A raiva homofóbica
Eu fico a me perguntar de onde vem tanta raiva homofóbica, ódio aos homossexuais, tanta intolerância, tanta aversão aos que pretensamente escapam aos padrões da dita ou mal dita normalidade. Não sei responder. Por incapacidade. Será que recorrer a Freud ajudaria, explicaria? Talvez. E se algumas correntes dedicadas a essa cruzada, de matriz medieval, fossem a Freud talvez se surpreendessem com as descobertas, se quisessem descobrir o fundo de tudo isso.
Esse tsunami conservador, afora o que vem de mentes castrenses situadas ainda nos tempos da ditadura, é proveniente de setores considerados cristãos, e nem adianta nominar todos eles, porque conhecidos. Constituem um amplo espectro, a juntar-se numa frente destinada a combater os homossexuais e a incentivar a homofobia, por mais que alguns jurem não fazê-lo. Estariam apenas salvando a família brasileira de quaisquer anomalias, como pretendem rotular as orientações sexuais diversas das pessoas.
Talvez, quem sabe, devêssemos pensar historicamente. Não seria razoável imaginar a necessidade de voltarmos ao menos ao Iluminismo? Não seria o caso de avocarmos ao menos os princípios da Revolução Francesa? Não seria o caso de pensarmos na afirmação do Estado laico no Brasil? De afirmar o princípio de que o Estado laico não se mete na vida privada, que respeita as escolhas de cada um, desde que tais escolhas não prejudiquem a comunidade?
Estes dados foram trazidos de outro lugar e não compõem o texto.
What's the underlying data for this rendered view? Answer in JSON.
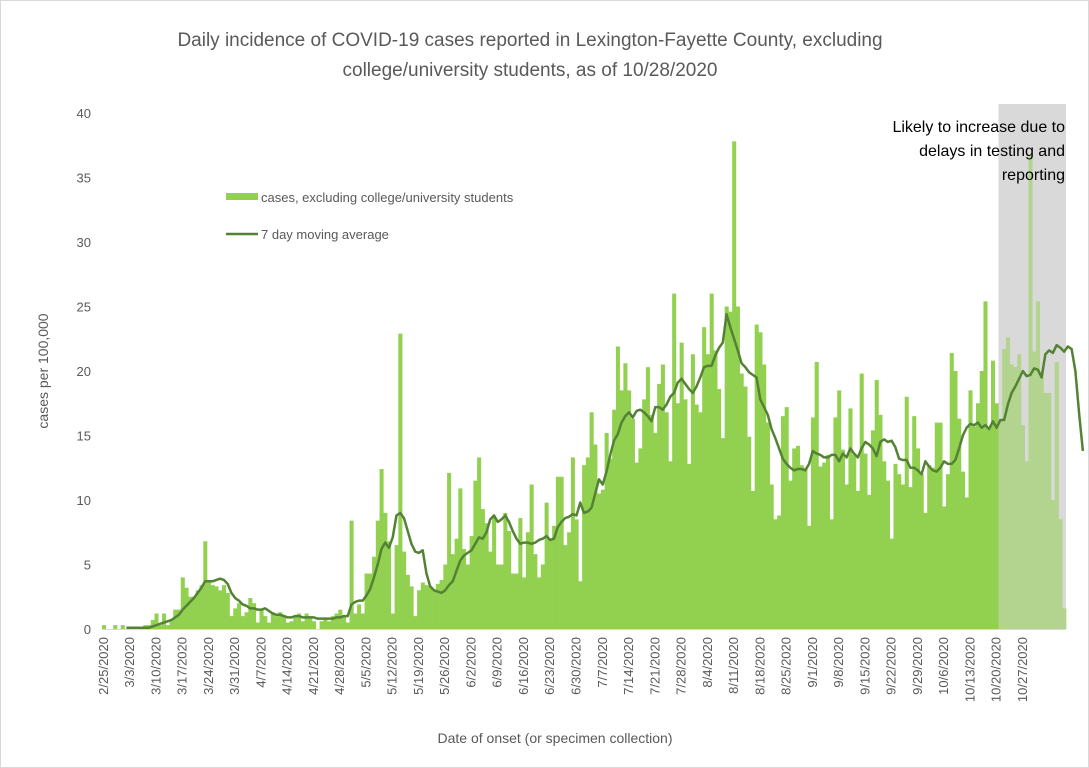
{
  "chart_data": {
    "type": "bar",
    "title_lines": [
      "Daily incidence of COVID-19 cases reported in Lexington-Fayette County, excluding",
      "college/university students, as of 10/28/2020"
    ],
    "xlabel": "Date of onset (or specimen collection)",
    "ylabel": "cases per 100,000",
    "ylim": [
      0,
      40
    ],
    "yticks": [
      0,
      5,
      10,
      15,
      20,
      25,
      30,
      35,
      40
    ],
    "grid": false,
    "legend_position": "upper-left-inside",
    "start_date": "2/25/2020",
    "end_date": "10/28/2020",
    "xtick_labels": [
      "2/25/2020",
      "3/3/2020",
      "3/10/2020",
      "3/17/2020",
      "3/24/2020",
      "3/31/2020",
      "4/7/2020",
      "4/14/2020",
      "4/21/2020",
      "4/28/2020",
      "5/5/2020",
      "5/12/2020",
      "5/19/2020",
      "5/26/2020",
      "6/2/2020",
      "6/9/2020",
      "6/16/2020",
      "6/23/2020",
      "6/30/2020",
      "7/7/2020",
      "7/14/2020",
      "7/21/2020",
      "7/28/2020",
      "8/4/2020",
      "8/11/2020",
      "8/18/2020",
      "8/25/2020",
      "9/1/2020",
      "9/8/2020",
      "9/15/2020",
      "9/22/2020",
      "9/29/2020",
      "10/6/2020",
      "10/13/2020",
      "10/20/2020",
      "10/27/2020"
    ],
    "series": [
      {
        "name": "cases, excluding college/university students",
        "kind": "bar",
        "color": "#92d050",
        "values": [
          0.3,
          0,
          0,
          0.3,
          0,
          0.3,
          0,
          0,
          0,
          0,
          0,
          0.3,
          0.3,
          0.7,
          1.2,
          0.3,
          1.2,
          0.3,
          0.7,
          1.5,
          1.5,
          4.0,
          3.2,
          2.5,
          2.5,
          3.0,
          3.4,
          6.8,
          3.7,
          3.4,
          3.3,
          3.0,
          3.4,
          2.8,
          1.0,
          1.6,
          2.0,
          1.0,
          1.3,
          2.4,
          2.0,
          0.5,
          1.5,
          1.0,
          0.5,
          1.3,
          1.0,
          1.3,
          1.0,
          0.5,
          0.6,
          1.0,
          1.2,
          0.6,
          1.2,
          1.0,
          0.6,
          0,
          0.6,
          0.8,
          0.6,
          1.0,
          1.2,
          1.5,
          1.0,
          0.5,
          8.4,
          1.2,
          1.9,
          1.2,
          4.3,
          4.3,
          5.6,
          8.4,
          12.4,
          9.0,
          6.8,
          1.2,
          6.5,
          22.9,
          6.0,
          4.2,
          3.3,
          1.0,
          3.0,
          3.6,
          3.4,
          3.3,
          3.0,
          3.5,
          3.8,
          5.0,
          12.1,
          5.8,
          7.0,
          10.9,
          6.2,
          5.0,
          7.2,
          11.5,
          13.3,
          9.3,
          8.2,
          6.0,
          8.8,
          5.0,
          5.0,
          9.0,
          7.6,
          4.3,
          4.3,
          8.6,
          4.0,
          7.5,
          11.2,
          5.8,
          4.0,
          5.0,
          9.8,
          7.0,
          8.0,
          11.8,
          11.8,
          6.5,
          7.5,
          13.3,
          8.5,
          3.7,
          12.7,
          13.3,
          16.8,
          14.3,
          10.5,
          10.8,
          15.2,
          13.2,
          17.0,
          21.9,
          18.5,
          20.6,
          18.5,
          16.3,
          12.9,
          14.0,
          17.8,
          20.3,
          16.6,
          15.2,
          19.0,
          20.5,
          16.8,
          13.0,
          26.0,
          17.5,
          22.2,
          17.8,
          12.8,
          21.3,
          17.4,
          16.8,
          23.4,
          21.3,
          26.0,
          21.6,
          18.6,
          14.8,
          25.0,
          24.6,
          37.8,
          25.0,
          19.8,
          18.8,
          14.9,
          10.7,
          23.6,
          23.0,
          20.5,
          16.0,
          11.2,
          8.5,
          8.8,
          16.5,
          17.2,
          11.5,
          14.0,
          14.2,
          12.7,
          12.5,
          8.0,
          16.4,
          20.7,
          12.6,
          12.9,
          13.5,
          8.5,
          16.4,
          18.5,
          13.9,
          11.2,
          17.1,
          13.5,
          10.7,
          19.8,
          13.6,
          10.4,
          15.4,
          19.3,
          16.6,
          13.0,
          11.5,
          7.0,
          12.8,
          12.0,
          11.2,
          18.0,
          11.0,
          16.5,
          14.0,
          12.0,
          9.0,
          12.7,
          12.5,
          16.0,
          16.0,
          9.5,
          12.0,
          21.4,
          20.0,
          16.3,
          12.2,
          10.2,
          18.5,
          15.7,
          17.5,
          20.0,
          25.4,
          15.5,
          20.8,
          17.5,
          16.2,
          21.7,
          22.6,
          20.5,
          20.3,
          21.3,
          15.8,
          13.0,
          36.8,
          21.5,
          25.4,
          20.0,
          18.3,
          18.3,
          10.0,
          20.7,
          8.5,
          1.6
        ]
      },
      {
        "name": "7 day moving average",
        "kind": "line",
        "color": "#548235",
        "values": [
          null,
          null,
          null,
          null,
          null,
          null,
          0.1,
          0.1,
          0.1,
          0.1,
          0.1,
          0.1,
          0.1,
          0.2,
          0.3,
          0.4,
          0.5,
          0.6,
          0.7,
          0.9,
          1.1,
          1.5,
          1.8,
          2.1,
          2.4,
          2.8,
          3.2,
          3.7,
          3.7,
          3.7,
          3.8,
          3.9,
          3.8,
          3.5,
          2.8,
          2.4,
          2.2,
          1.9,
          1.8,
          1.6,
          1.6,
          1.5,
          1.5,
          1.6,
          1.4,
          1.2,
          1.1,
          1.1,
          1.0,
          0.9,
          0.9,
          1.0,
          1.0,
          0.9,
          0.9,
          0.9,
          0.9,
          0.8,
          0.8,
          0.8,
          0.8,
          0.8,
          0.9,
          0.9,
          1.0,
          1.0,
          1.9,
          2.1,
          2.2,
          2.2,
          2.6,
          3.1,
          4.0,
          5.0,
          6.2,
          6.7,
          6.3,
          7.1,
          8.8,
          9.0,
          8.6,
          7.6,
          6.6,
          6.0,
          5.9,
          6.1,
          4.3,
          3.3,
          3.0,
          2.9,
          2.8,
          3.0,
          3.4,
          3.7,
          4.5,
          5.3,
          5.7,
          5.9,
          6.1,
          6.6,
          7.1,
          7.0,
          7.5,
          8.5,
          8.8,
          8.3,
          8.5,
          8.8,
          8.3,
          7.6,
          7.0,
          6.6,
          6.7,
          6.7,
          6.6,
          6.7,
          6.9,
          7.0,
          7.2,
          6.9,
          7.0,
          7.9,
          8.3,
          8.6,
          8.7,
          8.9,
          8.8,
          9.8,
          9.0,
          9.1,
          9.4,
          10.5,
          11.6,
          11.2,
          12.2,
          13.5,
          14.6,
          15.1,
          16.0,
          16.5,
          16.8,
          16.4,
          16.9,
          17.0,
          16.8,
          16.5,
          16.1,
          17.2,
          17.2,
          17.0,
          17.4,
          18.0,
          18.3,
          19.1,
          19.4,
          19.0,
          18.6,
          18.3,
          18.8,
          19.5,
          20.3,
          20.4,
          20.4,
          21.2,
          21.8,
          22.2,
          24.4,
          23.4,
          22.5,
          21.6,
          20.6,
          20.3,
          19.9,
          19.7,
          19.5,
          17.8,
          17.2,
          16.6,
          15.5,
          14.8,
          14.0,
          13.2,
          12.8,
          12.5,
          12.3,
          12.4,
          12.4,
          12.3,
          12.8,
          13.8,
          13.6,
          13.5,
          13.3,
          13.3,
          13.5,
          13.5,
          13.0,
          13.6,
          13.3,
          14.0,
          13.6,
          13.3,
          14.0,
          14.5,
          14.3,
          14.0,
          13.4,
          14.5,
          14.7,
          14.5,
          14.6,
          14.1,
          13.2,
          13.1,
          13.1,
          12.5,
          12.5,
          12.3,
          12.0,
          13.0,
          12.6,
          12.3,
          12.2,
          12.5,
          13.0,
          12.8,
          12.8,
          13.1,
          14.0,
          15.0,
          15.6,
          15.9,
          15.8,
          16.0,
          15.6,
          15.8,
          15.5,
          16.1,
          15.6,
          16.2,
          16.2,
          17.4,
          18.3,
          18.8,
          19.4,
          20.0,
          19.6,
          19.7,
          20.2,
          20.1,
          19.5,
          21.3,
          21.6,
          21.4,
          22.0,
          21.8,
          21.5,
          21.9,
          21.7,
          20.0,
          16.7,
          13.8
        ]
      }
    ],
    "shaded_region": {
      "start_date": "10/21/2020",
      "end_date": "10/28/2020",
      "color": "#d9d9d9",
      "annotation": [
        "Likely to increase due to",
        "delays in testing and",
        "reporting"
      ]
    }
  }
}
Seria pedir demais depois de passados bem mais de dois séculos de uma revolução que pretendeu sepultar a idéia de supremacia religiosa sobre o Estado? Seria pedir demais depois que o medievo trevoso deixou de amedrontar o mundo?
Nesses dias recentes, foram várias as iniciativas que agrediram a liberdade das pessoas. Não exagerei quando falei em cruzada. Os estandartes de diversas cores circularam por várias partes do País demonizando todos os que defendessem o movimento LGBT, a decisão do STF estendendo direitos aos casais homossexuais, o projeto que criminaliza a homofobia e os que pretendessem que houvesse educação, inclusive visando os cuidados com a saúde, para os que tivessem orientação sexual que não seguissem o padrão homem/mulher simplesmente.
Houve protestos na Câmara, e esses protestos tiveram, em alguns casos, a marca da chantagem, sempre liderados por grupos religiosos de variada extração, todos, como havia dito, de matriz cristã e envolvendo parlamentares de várias siglas partidárias. Não sei se recolhem inspiração da Inquisição, de triste memória, ou de Constantino e de sua mãe, Helena, esta uma espécie de precursora da intolerância religiosa. Eu não imaginava mais ver esse tipo de ação político-religiosa, pressões de credos religiosos pretendendo constranger o Estado a se curvar diante de suas crenças e convicções.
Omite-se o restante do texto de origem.